= Big boy letter =

Information waiver in the sale process for some financial instruments

A big boy letter is a pre-sale agreement in connection with a private sale of securities (such as in a PIPE transaction) not to sue over non-disclosure of material inside information that is not disclosed, entered into between two sophisticated parties. Big boy provisions may also be contained within securities purchase agreements, rather than being the subject of a separate letter agreement. Generally, a seller's request that a buyer agree to a big boy letter is a signal to the sophisticated buyer that there is likely to be material non-public information that exists concerning a security, which could give rise to a lawsuit brought by the buyer if it was not disclosed, in the absence of the letter.

==Controversy==
The legality of big boy letters themselves in the United States Securities markets is a matter of dispute. This is because the primary lawsuit parties seek to avoid with such letters is one under the Securities Exchange Act of 1934, which contains a provision, Section 29(a), that waivers of liability for securities fraud are void. The United States Court of Appeals for the Second Circuit, which includes the financial district of New York, has enforced agreements similar to big boy letters strictly against the buyer. The United States Court of Appeals for the Third Circuit, which includes Delaware, which is the state of incorporation for many publicly held companies, has given greater weight to the anti-waiver provisions of the Securities Exchange Act, although it has not completely ignored these agreements in considering all facts and circumstances of a transaction.

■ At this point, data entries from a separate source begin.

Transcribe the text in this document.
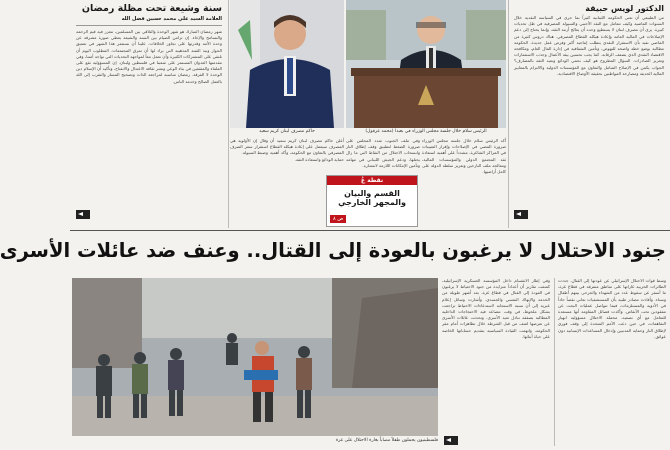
الدكتور لويس حبيقة
من الطبيعي أن تعنى الحكومة اللبنانية كثيراً بما جرى في السياسة النقدية خلال السنوات الماضية وكيف تتعامل مع النقد الأجنبي والسيولة المصرفية في ظل تحديات كبيرة. يرى أن مصرف لبنان لا يستطيع وحده أن يعالج أزمة الثقة، وإنما يحتاج إلى دعم الإصلاحات في المالية العامة وإعادة هيكلة القطاع المصرفي. هناك دروس كثيرة من الماضي تفيد بأن الاستقرار النقدي يتطلب إنتاجية أكبر وفرص عمل جديدة. الحكومة مطالبة بوضع خطة واضحة للنهوض، وتأمين الشفافية في إدارة المال العام، ومكافحة الاقتصاد النقدي الذي يضعف الرقابة. كما يجب تحسين بيئة الأعمال وجذب الاستثمارات وتعزيز الصادرات. السؤال المطروح هو كيف نحمي الودائع ونعيد الثقة بالمصارف؟ الجواب يكمن في الإصلاح الشامل والتعاون مع المؤسسات الدولية والالتزام بالمعايير المالية الحديثة ومصارحة المواطنين بحقيقة الأوضاع الاقتصادية.
سنة وشيعة تحت مظلة رمضان
العلامة السيد علي محمد حسين فضل الله
شهر رمضان المبارك هو شهر الوحدة والتلاقي بين المسلمين، تتعزز فيه قيم الرحمة والتسامح والإخاء. إن تزامن الصيام بين السنة والشيعة يعطي صورة مشرقة عن وحدة الأمة وقدرتها على تجاوز الخلافات. علينا أن نستثمر هذا الشهر في تعميق الحوار ونبذ الفتنة المذهبية التي يراد لها أن تمزق المجتمعات. المطلوب اليوم أن نلتقي على المشتركات الكثيرة وأن نعمل معاً لمواجهة التحديات التي تواجه أمتنا، وفي مقدمتها العدوان المستمر على شعبنا في فلسطين ولبنان. إن المسؤولية تقع على العلماء والمثقفين في بناء الوعي ونشر ثقافة الاعتدال والانفتاح، وتأكيد أن الإسلام دين الوحدة لا الفرقة. رمضان مناسبة لمراجعة الذات وتصحيح المسار والتقرب إلى الله بالعمل الصالح وخدمة الناس.
الرئيس سلام خلال جلسة مجلس الوزراء في بعبدا (محمد عزقول)
حاكم مصرف لبنان كريم سعيد
أكد الرئيس سلام خلال جلسة مجلس الوزراء ضرورة المضي في الإصلاحات وإقرار التعيينات في المراكز الشاغرة، مشدداً على أهمية استعادة ثقة المجتمع الدولي والمؤسسات المالية، ومعالجة ملف النازحين وتعزيز سلطة الدولة على كامل أراضيها.
وفي ملف الجنوب شدد المجلس على ضرورة الضغط لتطبيق وقف إطلاق النار وانسحاب الاحتلال من النقاط التي ما زال يحتلها، ودعم الجيش اللبناني في مهامه وتأمين الإمكانات اللازمة لانتشاره.
أعلن حاكم مصرف لبنان كريم سعيد أن المصرف سيعمل على إعادة هيكلة القطاع المصرفي بالتعاون مع الحكومة، وأكد أهمية حماية الودائع واستعادة الثقة.
وقال إن الأولوية هي استقرار سعر الصرف وضبط السيولة.
نقطة عُ
القسم والبيان
والمجهر الخارجي
ص ٨
جنود الاحتلال لا يرغبون بالعودة إلى القتال.. وعنف ضد عائلات الأسرى
فلسطينيون يحملون طفلاً مصاباً بغارة الاحتلال على غزة
وفي إطار الانقسام داخل المؤسسة العسكرية الإسرائيلية، كشفت تقارير أن أعداداً متزايدة من جنود الاحتياط لا يرغبون في العودة إلى القتال في قطاع غزة، بعد أشهر طويلة من الخدمة والإنهاك النفسي والجسدي. وأشارت وسائل إعلام عبرية إلى أن نسبة الاستجابة لاستدعاءات الاحتياط تراجعت بشكل ملحوظ، في وقت تتصاعد فيه الاحتجاجات الداخلية المطالبة بصفقة تبادل تعيد الأسرى. وتحدثت عائلات الأسرى عن تعرضها لعنف من قبل الشرطة خلال تظاهرات أمام مقر الحكومة، واتهمت القيادة السياسية بتقديم حساباتها الخاصة على حياة أبنائها.
وسط قوات الاحتلال الإسرائيلي عن عودتها إلى القتال، جددت الطائرات الحربية غاراتها على مناطق متفرقة في قطاع غزة، ما أسفر عن سقوط عدد من الشهداء والجرحى بينهم أطفال ونساء. وأفادت مصادر طبية بأن المستشفيات تعاني نقصاً حاداً في الأدوية والمستلزمات، فيما تتواصل عمليات البحث عن مفقودين تحت الأنقاض. وأكدت فصائل المقاومة أنها مستعدة للتعامل مع أي تصعيد، محملة الاحتلال مسؤولية انهيار التفاهمات، في حين دعت الأمم المتحدة إلى وقف فوري لإطلاق النار وحماية المدنيين وإدخال المساعدات الإنسانية دون عوائق.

As of 2008, Commissioners and staff from the Securities and Exchange Commission have expressed concern about the legal enforceability of big boy letters. Two commissioners have stated that even if the letters provide a defense in private securities litigation, that they are not a defense in an SEC enforcement action.

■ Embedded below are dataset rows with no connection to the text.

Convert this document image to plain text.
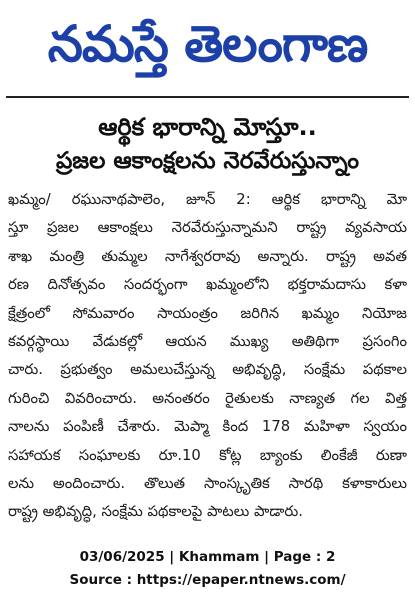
నమస్తే తెలంగాణ
ఆర్థిక భారాన్ని మోస్తూ..
ప్రజల ఆకాంక్షలను నెరవేరుస్తున్నాం
ఖమ్మం/ రఘునాథపాలెం, జూన్ 2: ఆర్థిక భారాన్ని మో
స్తూ ప్రజల ఆకాంక్షలు నెరవేరుస్తున్నామని రాష్ట్ర వ్యవసాయ
శాఖ మంత్రి తుమ్మల నాగేశ్వరరావు అన్నారు. రాష్ట్ర అవత
రణ దినోత్సవం సందర్భంగా ఖమ్మంలోని భక్తరామదాసు కళా
క్షేత్రంలో సోమవారం సాయంత్రం జరిగిన ఖమ్మం నియోజ
కవర్గస్థాయి వేడుకల్లో ఆయన ముఖ్య అతిథిగా ప్రసంగిం
చారు. ప్రభుత్వం అమలుచేస్తున్న అభివృద్ధి, సంక్షేమ పథకాల
గురించి వివరించారు. అనంతరం రైతులకు నాణ్యత గల విత్త
నాలను పంపిణీ చేశారు. మెప్మా కింద 178 మహిళా స్వయం
సహాయక సంఘాలకు రూ.10 కోట్ల బ్యాంకు లింకేజీ రుణా
లను అందించారు. తొలుత సాంస్కృతిక సారథి కళాకారులు
రాష్ట్ర అభివృద్ధి, సంక్షేమ పథకాలపై పాటలు పాడారు.
03/06/2025 | Khammam | Page : 2
Source : https://epaper.ntnews.com/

Even more controversial than the letters themselves is the practice of buying securities subject to a big boy letter and then reselling the securities to a third party without disclosing the existence of the big boy letter. This practice is the subject of ongoing litigation and debate among persons familiar with securities markets. Some argue that there is no duty to disclose the existence of the letter, because the seller does not have any specific information. Others argue that there is a duty to disclose the existence of a big boy letter because it strongly suggests that some material non-public information exists, even if the exact nature of that information is unknown, and that this practice, in effect, constitutes insider trading.